| ← 2004 |  | 2006 → |

= 2005 Newcastle Knights season =

The 2005 Newcastle Knights season was the 18th in the club's history. They competed in the NRL's 2005 Telstra Premiership and finished the regular season with the wooden spoon for the first time ever.

The Knights recorded their worst ever start to a season (13 straight losses) and were consigned to last place for the entire year. They did however win 8 of their last 11 games thanks to the return of superstar Andrew Johns, but it wasn't enough for them to avoid the wooden spoon. They also recorded their then equal worst ever defeat - a 50-0 thrashing by the Parramatta Eels in round 14 (this was reversed in round 20). During this match, an EnergyAustralia Stadium attendant ran onto the field, trying to tackle Parramatta's Daniel Wagon before he scored in the 78th minute.

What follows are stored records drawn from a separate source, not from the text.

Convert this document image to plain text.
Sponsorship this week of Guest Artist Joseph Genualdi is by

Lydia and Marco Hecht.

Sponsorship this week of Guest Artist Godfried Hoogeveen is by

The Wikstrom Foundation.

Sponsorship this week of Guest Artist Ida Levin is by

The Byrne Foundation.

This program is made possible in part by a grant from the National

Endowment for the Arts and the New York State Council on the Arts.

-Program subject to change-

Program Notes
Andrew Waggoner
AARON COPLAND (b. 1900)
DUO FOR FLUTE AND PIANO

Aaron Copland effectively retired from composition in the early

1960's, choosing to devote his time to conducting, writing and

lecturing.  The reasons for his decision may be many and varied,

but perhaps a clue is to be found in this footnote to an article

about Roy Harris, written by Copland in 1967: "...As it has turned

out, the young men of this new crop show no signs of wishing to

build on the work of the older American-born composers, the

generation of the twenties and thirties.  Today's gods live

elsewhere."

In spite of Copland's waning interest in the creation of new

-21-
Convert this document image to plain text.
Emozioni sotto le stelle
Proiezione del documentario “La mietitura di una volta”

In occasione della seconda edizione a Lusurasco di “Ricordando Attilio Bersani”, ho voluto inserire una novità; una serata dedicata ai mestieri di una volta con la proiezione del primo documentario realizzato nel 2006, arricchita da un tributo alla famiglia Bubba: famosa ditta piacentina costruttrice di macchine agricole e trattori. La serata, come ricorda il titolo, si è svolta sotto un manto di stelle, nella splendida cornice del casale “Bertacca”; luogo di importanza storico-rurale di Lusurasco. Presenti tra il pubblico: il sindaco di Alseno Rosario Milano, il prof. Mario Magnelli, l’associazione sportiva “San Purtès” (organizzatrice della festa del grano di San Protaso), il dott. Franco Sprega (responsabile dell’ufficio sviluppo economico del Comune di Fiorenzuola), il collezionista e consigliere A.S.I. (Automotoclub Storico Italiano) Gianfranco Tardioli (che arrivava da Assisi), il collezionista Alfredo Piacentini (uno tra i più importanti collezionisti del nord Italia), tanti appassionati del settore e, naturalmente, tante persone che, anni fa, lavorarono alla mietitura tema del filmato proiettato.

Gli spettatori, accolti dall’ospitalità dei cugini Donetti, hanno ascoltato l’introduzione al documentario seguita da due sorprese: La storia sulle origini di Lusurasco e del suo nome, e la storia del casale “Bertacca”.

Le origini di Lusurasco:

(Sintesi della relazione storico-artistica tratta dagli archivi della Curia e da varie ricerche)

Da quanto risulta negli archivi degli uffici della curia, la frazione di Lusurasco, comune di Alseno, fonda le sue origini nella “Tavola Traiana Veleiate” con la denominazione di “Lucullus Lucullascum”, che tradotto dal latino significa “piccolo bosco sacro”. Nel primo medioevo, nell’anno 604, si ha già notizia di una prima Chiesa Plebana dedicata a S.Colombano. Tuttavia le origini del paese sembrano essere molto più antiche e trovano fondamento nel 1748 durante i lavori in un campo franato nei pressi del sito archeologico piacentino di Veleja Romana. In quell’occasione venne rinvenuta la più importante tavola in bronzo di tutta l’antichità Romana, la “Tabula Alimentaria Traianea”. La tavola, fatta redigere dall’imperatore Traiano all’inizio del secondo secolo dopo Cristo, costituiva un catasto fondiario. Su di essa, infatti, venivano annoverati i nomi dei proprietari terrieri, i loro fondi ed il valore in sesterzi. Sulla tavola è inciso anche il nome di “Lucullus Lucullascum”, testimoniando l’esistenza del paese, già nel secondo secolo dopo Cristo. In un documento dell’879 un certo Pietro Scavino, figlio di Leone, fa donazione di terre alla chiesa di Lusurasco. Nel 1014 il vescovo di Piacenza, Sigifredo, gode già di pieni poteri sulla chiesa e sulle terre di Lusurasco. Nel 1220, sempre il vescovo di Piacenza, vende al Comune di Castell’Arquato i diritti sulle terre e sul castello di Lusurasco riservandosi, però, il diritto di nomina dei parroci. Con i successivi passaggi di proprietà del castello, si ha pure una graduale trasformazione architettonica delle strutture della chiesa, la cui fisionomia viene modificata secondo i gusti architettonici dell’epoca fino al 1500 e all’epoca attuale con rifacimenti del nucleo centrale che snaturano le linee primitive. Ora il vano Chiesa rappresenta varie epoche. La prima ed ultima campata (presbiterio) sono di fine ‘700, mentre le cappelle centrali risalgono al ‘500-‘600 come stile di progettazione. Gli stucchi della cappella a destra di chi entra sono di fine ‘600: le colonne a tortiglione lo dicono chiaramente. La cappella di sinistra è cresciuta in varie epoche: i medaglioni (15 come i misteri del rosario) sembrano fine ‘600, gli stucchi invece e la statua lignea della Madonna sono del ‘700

Notable wins in 2005 included wins against Penrith in round 16 (a 28–24 win after trailing 14–0 at halftime), the Knights' first win for 2005, in round 18 against eventual runners-up North Queensland, and then a six-match winning run which included the scalps of eventual minor premiers Parramatta (who then failed to make the Grand Final), defending premiers the Bulldogs (who then failed to make the finals altogether) and the Warriors (whose greatest player Stacey Jones was playing his final home match). It culminated in a 44-14 thrashing of Cronulla (the Knights led 34–0 at halftime before easing off in the second half), the club's biggest win for the season. A loss to the St. George Illawarra Dragons in the final round confirmed Newcastle's wooden spoon, but it was actually the Rabbitohs' win over the Sharks which confirmed Newcastle's last placing for the season in the first place.